The elegant former Pimlico premises of L’Incontro, smartened up and relaunched as an Italian restaurant rather like the one which went before – not bad, but expensive for what it is.
The premises of L’Incontro – the former Italian restaurant on this Pimlico site – are something of an ’80s period piece. And in a good way too. Spruced up by the new regime, this is undoubtedly one of the most impressive small restaurant interiors in London. (We’d like to show you a photo of it, but numerous requests to the management have met with no response.) Table appointments, with some fine Italian linen, are also very elegant.
Expectations thus raised, it’s odd to find a lunch menu du jour which reads as if it was written by Manuel on Basil’s day off. ‘Beff’? ‘Mush’ potatoes? If you’re the sort of place charging £60 a head (at à la carte prices) these sort of signals matter. (Not a native English speaker? Get someone who is to check the menus. Or use a dictionary. Or Google.)

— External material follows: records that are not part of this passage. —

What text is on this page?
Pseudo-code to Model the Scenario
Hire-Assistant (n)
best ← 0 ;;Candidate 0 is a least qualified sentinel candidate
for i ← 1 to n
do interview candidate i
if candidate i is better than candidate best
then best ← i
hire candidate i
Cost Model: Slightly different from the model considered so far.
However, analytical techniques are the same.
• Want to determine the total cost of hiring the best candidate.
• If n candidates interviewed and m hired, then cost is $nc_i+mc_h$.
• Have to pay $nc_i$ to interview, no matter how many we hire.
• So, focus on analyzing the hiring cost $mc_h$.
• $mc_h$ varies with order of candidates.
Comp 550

Once we had deciphered the spelling, the content of the set menu hardly set the pulse racing. Not that it was bad, just that it was entirely generic. You don’t expect to see the most exciting and exotic dishes on a set menu, but surely their point is to give some hint of what, on a good day, the kitchen can do?
As it happens, we were two, and so in a position to sample from both sides of the menu-class divide. It didn’t make much difference: the food was competent throughout but, except arguably at pudding, never did anything – by way of taste or intrinsic interest – to justify the establishment’s premium pricing.
Service was rather likewise: while in no sense bad, it didn’t really engage. Give us Central Castings Italian jollity, any day.